Die meisten Entwickler schaffen nur Schritt 1. Die Javascript- und Ruby-on-Rails-Leute sind so ein Beispiel. Es gibt da auch Gute, aber es gibt insgesamt einfach sehr viele, so dass die Schlechten absolut auch mehr sind. Die haben ein Problem und schauen nach einem Gem/ Node-Package. Wiederverwendung ist ja an sich nichts Schlechtes, es ist ein Mittel gegen Komplexität. Aber was die da gemacht haben, entbehrt wirklich allem was gut und rein ist. Ich habe das mal gesehen. Problem war: wir brauchen einen Datensatz aus der Datenbank via Web-API als JSON. Lösung: irgendein Rails-Exporter Gem ergoogelt. Das brauchte aber auch Authentifizierung (abhängiges Gem). Das wiederum sollte auch nebenläufig gehen (abhängiges Gem). Das wiederum musste synchroniert werden (abhängiges Gem). Die Synchronisation musste regelmäßig auf Konsistenz geprüft werden (abhängiges Gem). Bumm! Um einen Datensatz als banales JSON auszugeben wurden 10 MByte an Abhängigkeiten (geschätzte 30 Gems) installiert. Naja, immerhin hatte das System dadurch am Ende auch eine Schnittstelle für Cron-Steuerung.

Kurz: Schaut doch mal genau was ihr braucht. Fast nie benötigt man ein Framework. Beobachtet, welche Abhängigkeiten ihr euch einfangt. Oft findet man sehr spezifische und schlanke Lösungen. Wenn nicht, dann baut man sich eben eine. Software-Engineering ist eine kreative Tätigkeit und Verstehen ist der Schlüssel.
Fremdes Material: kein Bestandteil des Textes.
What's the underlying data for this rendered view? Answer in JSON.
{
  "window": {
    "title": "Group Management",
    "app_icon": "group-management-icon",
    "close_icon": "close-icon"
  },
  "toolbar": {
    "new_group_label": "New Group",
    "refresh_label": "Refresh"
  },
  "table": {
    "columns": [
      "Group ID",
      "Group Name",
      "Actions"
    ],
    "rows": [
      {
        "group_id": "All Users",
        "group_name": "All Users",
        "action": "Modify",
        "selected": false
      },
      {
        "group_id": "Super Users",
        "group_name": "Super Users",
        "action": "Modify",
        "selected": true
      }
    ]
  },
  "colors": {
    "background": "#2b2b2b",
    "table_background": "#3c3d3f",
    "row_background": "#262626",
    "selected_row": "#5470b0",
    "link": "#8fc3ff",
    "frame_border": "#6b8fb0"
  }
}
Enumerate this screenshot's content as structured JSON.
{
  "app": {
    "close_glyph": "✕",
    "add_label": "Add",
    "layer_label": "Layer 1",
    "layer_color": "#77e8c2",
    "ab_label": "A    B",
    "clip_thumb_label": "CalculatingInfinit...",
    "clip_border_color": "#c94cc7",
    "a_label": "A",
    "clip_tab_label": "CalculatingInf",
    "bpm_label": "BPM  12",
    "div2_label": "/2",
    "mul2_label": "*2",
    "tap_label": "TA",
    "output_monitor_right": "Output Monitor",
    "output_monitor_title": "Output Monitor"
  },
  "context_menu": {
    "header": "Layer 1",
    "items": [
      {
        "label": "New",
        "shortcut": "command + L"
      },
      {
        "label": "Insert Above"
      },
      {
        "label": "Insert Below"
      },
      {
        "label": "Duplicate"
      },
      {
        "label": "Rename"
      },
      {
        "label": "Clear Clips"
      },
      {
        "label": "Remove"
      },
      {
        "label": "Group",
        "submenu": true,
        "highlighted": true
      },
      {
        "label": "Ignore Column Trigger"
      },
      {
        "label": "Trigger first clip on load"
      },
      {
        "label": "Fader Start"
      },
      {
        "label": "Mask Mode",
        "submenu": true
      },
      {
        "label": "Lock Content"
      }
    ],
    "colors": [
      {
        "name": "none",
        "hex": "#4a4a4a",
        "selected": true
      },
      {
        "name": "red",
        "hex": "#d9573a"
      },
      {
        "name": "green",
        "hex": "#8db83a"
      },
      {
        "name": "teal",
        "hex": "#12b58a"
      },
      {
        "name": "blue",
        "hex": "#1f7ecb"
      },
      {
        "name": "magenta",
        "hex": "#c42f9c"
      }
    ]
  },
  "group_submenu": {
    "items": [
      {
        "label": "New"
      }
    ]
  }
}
Wenn man empfohlene Frameworks einfach von Stackoverflow kopiert, dann ist etwas extrem faul.

English Documentation

Sonntag, 15. Mai 2016 08:17 von Christoph

Normalerweiseweise verlinke ich nicht auf andere Blog-Posts oder Social-Media Krimskrams, aber hier hat sich jemand aus den USA die Mühe gemacht, Geogen mehr zu dokumentieren als ich selbst. Die Autorin Elise Ann Wormuth hat auch noch ein paar andere Erfahrungen eingestreut: livinginpast.com.